Ceci fait, j'ouvris quelques cartons trouvés sous l'escalier.

Je tombai alors sur l’impressionnante collection de serviettes brodées de ma mère. Maintenant que j’y pensais, maman avait continué cette activité délicate à Kanto, un des rares héritages de notre vie à Galar. Elle me disait souvent que ça l’aidait à ne pas trop penser. Sans doute ces innombrables projets scientifiques étaient-ils si anxiogènes qu’elle avait trouvé simplement le moyen de s’en défaire pendant quelques heures, le temps que son esprit reprenne son souffle. Elle brodait pourtant de moins en moins au fil des saisons, rattrapée par son épuisement chronique.

Sur la grande majorité des serviettes étaient brodés divers motifs représentant des Feunards d’Alola. Je me souvenais que maman adorait particulièrement ce Pokémon. Dans notre appartement à Safrania, il n’y avait pas une seule pièce où on ne trouvait pas l’une ou l’autre image de cette créature fantomatique faite de glace vive que l’on rencontrait exclusivement dans la région insulaire située à des années-lumière de Galar.

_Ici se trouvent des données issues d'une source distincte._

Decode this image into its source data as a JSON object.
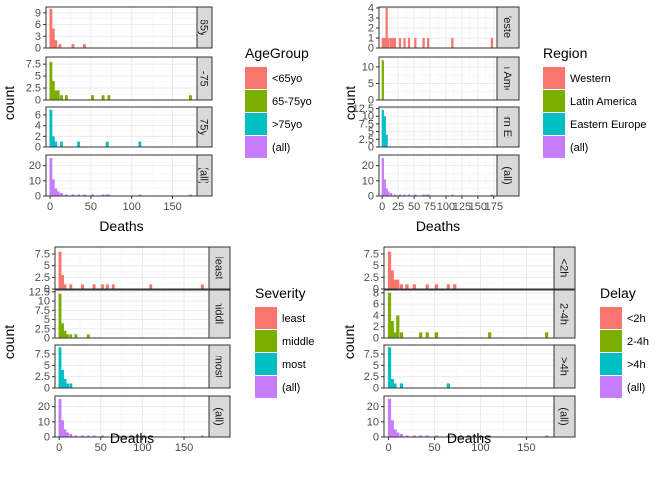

Elles étaient toutes ternies par la poussière et j’avais décidé de secouer l’entier du placard dans le petit jardin, manquant de m’asphyxier dans ce nuage vieux de quatorze années.

D'ailleurs, j’étais passée plusieurs fois devant la chambre de mes parents durant mon rangement : j’avais refusé de la nettoyer l’autre jour avec Nabil.

La grande majorité de ma journée s’était donc déroulée sur le tapis du salon, une assiette de légumes coupés à mes côtés ainsi que du thé glacé. Je triais encore et dans une concentration nostalgique, quelques derniers grands cartons usés remplis de vieilles factures. De la télévision s’élevait de la musique classique (je laissais tourner une chaîne musicale) afin de m’accompagner dans mon ménage personnel. C’était visiblement le seul appareil connecté de la maison mais le nombre de choix de chaînes était un peu dérisoire.

Les serviettes bien pliées, je sortis les derniers classeurs d'un petit placard dans le salon.

Je trouvais ainsi avec surprise les ordonnances médicales comme les factures des frais d'hôpital de maman. Je découvris dans une once d’étonnement qu’elle se faisait déjà traiter alors que j’avais à peine quelques années. Le nombre de médicaments ainsi que le coût des soins firent émerger quelques profonds souvenirs de son hospitalisation à Kanto. Mais je ne cherchai pas à lire minutieusement chaque bout de papier, me contentant de tout garder dans un même classeur sans doute par respect pour ces temps éloignés où elle se battait contre la maladie.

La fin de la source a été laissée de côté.